Energy price cap forecast to rise by five per cent

17th November 2023

Latest Cornwall Insight’s analysis has suggested that the energy price cap is expected increase by five percent in the first quarter of next year, before declining from the end of March.

Based on it;s analysis, for a typical dual fuel household, it has predicted that the Q1 2024 price cap will be £1,931, this is a rise of 5% from the current price cap which is set at £1,834 per year for a typical consumer.

The research says that the cap will decline from the end of March 2024, although this remains subject to the ongoing volatility in the wholesale energy markets, however, it will continue to remain well above historic levels.

Wholesale market volatility caused by geopolitical concerns including disruptions to the Finnish Balticconnector, the Israel-Hamas conflict and industrial action at gas production facilities in Australia, have all contributed to the higher energy unit prices.

Relatively mild weather has seen a slight dip in gas prices in recent weeks. If this trend persists, it might filter into bills as we move through 2024. However, given the number of variables which will weigh on the market over the next few months, sharp price falls are not expected.

From the second 2024 price cap period (April-June), Cornwall Insight is also predicting a rise in electriricty standing charges, with April seeing an increase of 8p per day. The high increase in electricity standing charges is primarily due to the ongoing reform of network charges, which has shifted more of the charges from per unit to per day, meaning that customers will incur such costs regardless of their actual consumption.

Dr Craig Lowrey, Principal Consultant at Cornwall Insight said “An unstable wholesale energy market, coupled with the UK’s reliance on energy imports, makes it inevitable that energy bills will rise from current levels. This leaves households facing yet another winter with bills hundreds of pounds higher than pre-pandemic levels, and affordable fixed deals few and far between.”

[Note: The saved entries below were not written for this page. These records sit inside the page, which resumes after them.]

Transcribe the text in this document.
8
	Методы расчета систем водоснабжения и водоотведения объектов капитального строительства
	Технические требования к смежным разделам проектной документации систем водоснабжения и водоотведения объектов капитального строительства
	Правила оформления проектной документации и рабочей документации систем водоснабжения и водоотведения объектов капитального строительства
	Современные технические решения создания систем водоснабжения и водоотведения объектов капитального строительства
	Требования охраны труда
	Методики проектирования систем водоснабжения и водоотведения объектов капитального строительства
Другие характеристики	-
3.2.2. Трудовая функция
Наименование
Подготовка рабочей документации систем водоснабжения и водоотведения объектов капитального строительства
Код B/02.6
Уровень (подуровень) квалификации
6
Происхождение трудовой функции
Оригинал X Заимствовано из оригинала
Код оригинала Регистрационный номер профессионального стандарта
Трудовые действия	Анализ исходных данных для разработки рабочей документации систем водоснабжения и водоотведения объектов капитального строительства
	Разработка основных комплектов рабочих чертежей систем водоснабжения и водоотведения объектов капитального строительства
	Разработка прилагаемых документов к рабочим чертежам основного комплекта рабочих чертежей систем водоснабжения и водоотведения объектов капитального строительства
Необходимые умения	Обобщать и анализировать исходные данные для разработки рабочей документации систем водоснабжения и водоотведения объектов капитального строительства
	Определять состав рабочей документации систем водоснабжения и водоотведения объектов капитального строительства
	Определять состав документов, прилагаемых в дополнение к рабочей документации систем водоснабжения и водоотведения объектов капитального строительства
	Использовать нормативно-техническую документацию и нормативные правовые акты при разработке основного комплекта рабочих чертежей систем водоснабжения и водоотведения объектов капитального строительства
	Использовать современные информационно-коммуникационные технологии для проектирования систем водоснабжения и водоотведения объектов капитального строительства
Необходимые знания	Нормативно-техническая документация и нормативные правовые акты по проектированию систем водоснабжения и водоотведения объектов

“The King’s Speech acknowledged that it is our exposure to volatile international energy markets that has led to higher and less predictable bills. While we continue to advocate for immediate targeted support for vulnerable consumers, it is evident that the only enduring solution lies in transitioning the UK away from the influence of global energy prices towards sustainable, domestically sourced energy.”

“The government’s commitment to attracting record levels of investment in renewable energy sources is a promising step, and ensuring they deliver on this pledge will be paramount in shaping a more stable and affordable energy future.”